Im vergangenen Jahr haben der neu gegründete Bundesverband der Arbeitgeber in der Pflege (BVAP) und die Gewerkschaft Ver.di einen Tarifvertrag für die Beschäftigten in der Pflege ausgehandelt und am Anfang des Jahres die Verhandlungen abgeschlossen. Zunächst hätte dieser Vertrag nur die ca. 70.000 Beschäftigten umfasst. Da es Ver.di über Jahre nicht gelungen ist, im Pflegebereich einen substanziellen Anteil der Beschäftigten zu mobilisieren und einen guten Tarifvertrag auszuhandeln, ist man an Bundesarbeitsminister Heil herangetreten, um den zwischen BVAP und Ver.di ausgehandelten Tarifvertrag über den Umweg des Arbeitnehmerentsendegesetzes als allgemeinverbindlich erklären zu lassen. Teil des Gesetzes ist auch, dass Caritas und Diakonie, die rund ein Viertel der der Menschen im Pflegesektor in Deutschland beschäftigen, ihre Zustimmung erteilen müssen, auch wenn sie dieser Tarif nicht betrifft.

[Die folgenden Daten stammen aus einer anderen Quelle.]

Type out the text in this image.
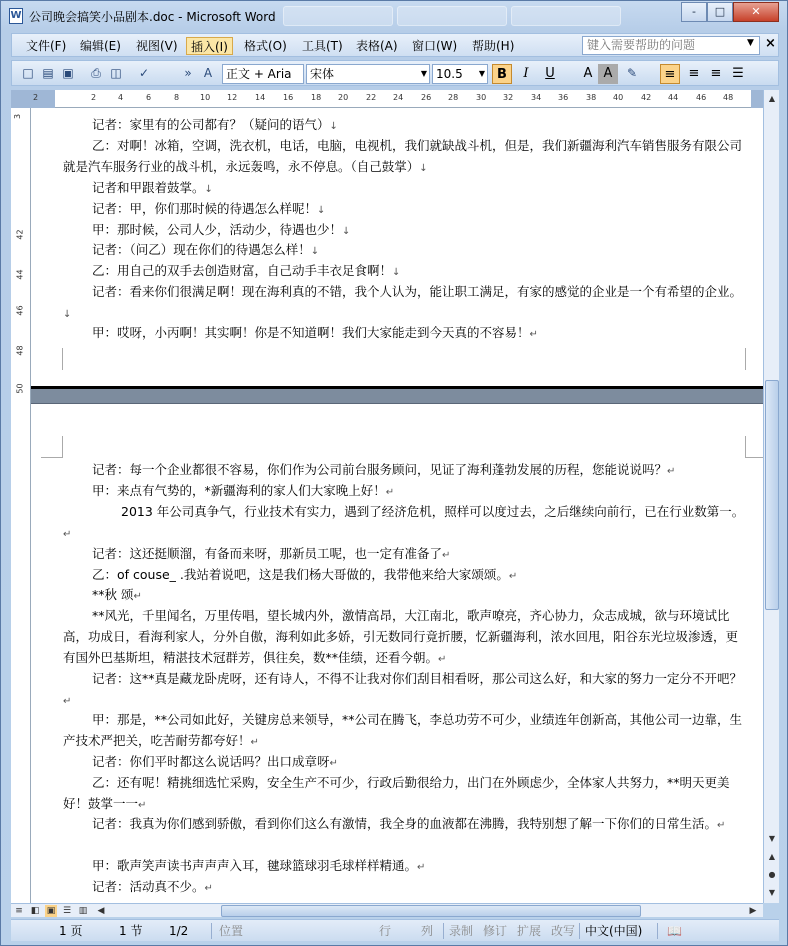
W 公司晚会搞笑小品剧本.doc - Microsoft Word	-	□	✕
文件(F)	编辑(E)	视图(V)	插入(I)	格式(O)	工具(T)	表格(A)	窗口(W)	帮助(H)	键入需要帮助的问题	▼ ×
□ ▤ ▣ ⎙ ◫ ✓	»	A	正文 + Aria	宋体	▼ 10.5 ▼ B	I	U	A A	✎	≡	≡ ≡ ☰
2	2	4	6	8	10 12 14 16 18 20 22 24 26 28 30 32 34 36 38 40 42 44 46 48
3
42
44
46
48
50
记者：家里有的公司都有？（疑问的语气）↓
乙：对啊！冰箱，空调，洗衣机，电话，电脑，电视机，我们就缺战斗机，但是，我们新疆海利汽车销售服务有限公司就是汽车服务行业的战斗机，永远轰鸣，永不停息。（自己鼓掌）↓
记者和甲跟着鼓掌。↓
记者：甲，你们那时候的待遇怎么样呢！↓
甲：那时候，公司人少，活动少，待遇也少！↓
记者：（问乙）现在你们的待遇怎么样！↓
乙：用自己的双手去创造财富，自己动手丰衣足食啊！↓
记者：看来你们很满足啊！现在海利真的不错，我个人认为，能让职工满足，有家的感觉的企业是一个有希望的企业。↓
甲：哎呀，小丙啊！其实啊！你是不知道啊！我们大家能走到今天真的不容易！↵
记者：每一个企业都很不容易，你们作为公司前台服务顾问，见证了海利蓬勃发展的历程，您能说说吗？↵
甲：来点有气势的，*新疆海利的家人们大家晚上好！↵
2013 年公司真争气，行业技术有实力，遇到了经济危机，照样可以度过去，之后继续向前行，已在行业数第一。↵
记者：这还挺顺溜，有备而来呀，那新员工呢，也一定有准备了↵
乙：of couse_ .我站着说吧，这是我们杨大哥做的，我带他来给大家颂颂。↵
**秋 颂↵
**风光，千里闻名，万里传唱，望长城内外，激情高昂，大江南北，歌声嘹亮，齐心协力，众志成城，欲与环境试比高，功成日，看海利家人，分外自傲，海利如此多娇，引无数同行竟折腰，忆新疆海利，浓水回甩，阳谷东光垃圾渗透，更有国外巴基斯坦，精湛技术冠群芳，俱往矣，数**佳绩，还看今朝。↵
记者：这**真是藏龙卧虎呀，还有诗人，不得不让我对你们刮目相看呀，那公司这么好，和大家的努力一定分不开吧？↵
甲：那是，**公司如此好，关键房总来领导，**公司在腾飞，李总功劳不可少，业绩连年创新高，其他公司一边靠，生产技术严把关，吃苦耐劳都夸好！↵
记者：你们平时都这么说话吗？出口成章呀↵
乙：还有呢！精挑细选忙采购，安全生产不可少，行政后勤很给力，出门在外顾虑少，全体家人共努力，**明天更美好！鼓掌一一↵
记者：我真为你们感到骄傲，看到你们这么有激情，我全身的血液都在沸腾，我特别想了解一下你们的日常生活。↵
甲：歌声笑声读书声声声入耳，毽球篮球羽毛球样样精通。↵
记者：活动真不少。↵
▲
▼
▲
●
▼
≡ ◧ ▣ ☰ ▥ ◀	▶
1 页	1 节 1/2	位置	行 列 录制 修订 扩展 改写 中文(中国) 📖
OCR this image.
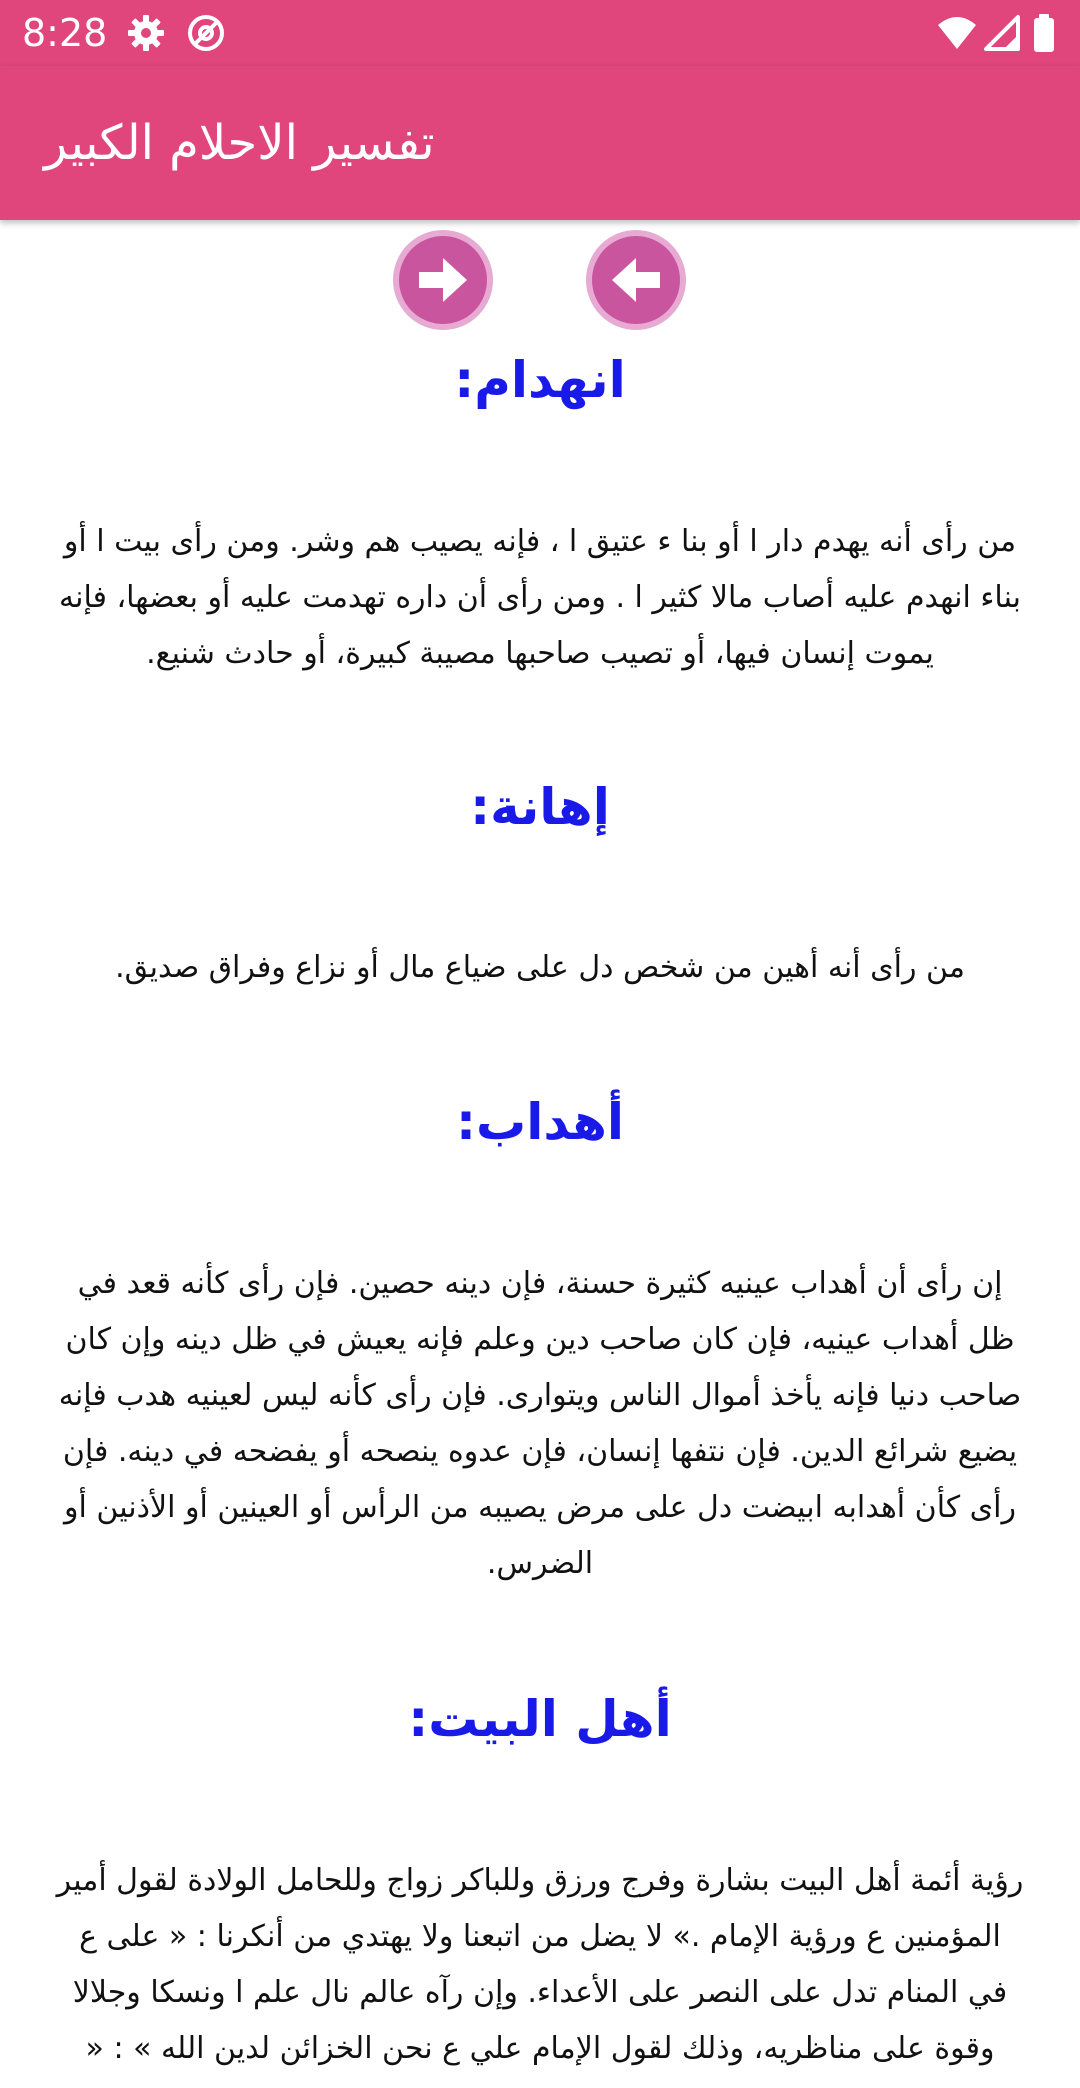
8:28
تفسير الاحلام الكبير
انهدام:

من رأى أنه يهدم دار ا أو بنا ء عتيق ا ، فإنه يصيب هم وشر. ومن رأى بيت ا أو بناء انهدم عليه أصاب مالا كثير ا . ومن رأى أن داره تهدمت عليه أو بعضها، فإنه يموت إنسان فيها، أو تصيب صاحبها مصيبة كبيرة، أو حادث شنيع.

إهانة:

من رأى أنه أهين من شخص دل على ضياع مال أو نزاع وفراق صديق.

أهداب:

إن رأى أن أهداب عينيه كثيرة حسنة، فإن دينه حصين. فإن رأى كأنه قعد في ظل أهداب عينيه، فإن كان صاحب دين وعلم فإنه يعيش في ظل دينه وإن كان صاحب دنيا فإنه يأخذ أموال الناس ويتوارى. فإن رأى كأنه ليس لعينيه هدب فإنه يضيع شرائع الدين. فإن نتفها إنسان، فإن عدوه ينصحه أو يفضحه في دينه. فإن رأى كأن أهدابه ابيضت دل على مرض يصيبه من الرأس أو العينين أو الأذنين أو الضرس.

أهل البيت:

رؤية أئمة أهل البيت بشارة وفرج ورزق وللباكر زواج وللحامل الولادة لقول أمير المؤمنين ع ورؤية الإمام .» لا يضل من اتبعنا ولا يهتدي من أنكرنا : « على ع في المنام تدل على النصر على الأعداء. وإن رآه عالم نال علم ا ونسكا وجلالا وقوة على مناظريه، وذلك لقول الإمام علي ع نحن الخزائن لدين الله » : «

Die Arbeitsrechtliche Kommission der Caritas, die die Löhne und Arbeitsbedingungen in einem in der Caritas demokratisch legitimierten Gremium verhandelt, hat diese Zustimmung nicht gegeben. Diese Entscheidung wurde im Nachgang kontrovers diskutiert und die Caritas insbesondere von Seiten Ver.di massiv kritisiert.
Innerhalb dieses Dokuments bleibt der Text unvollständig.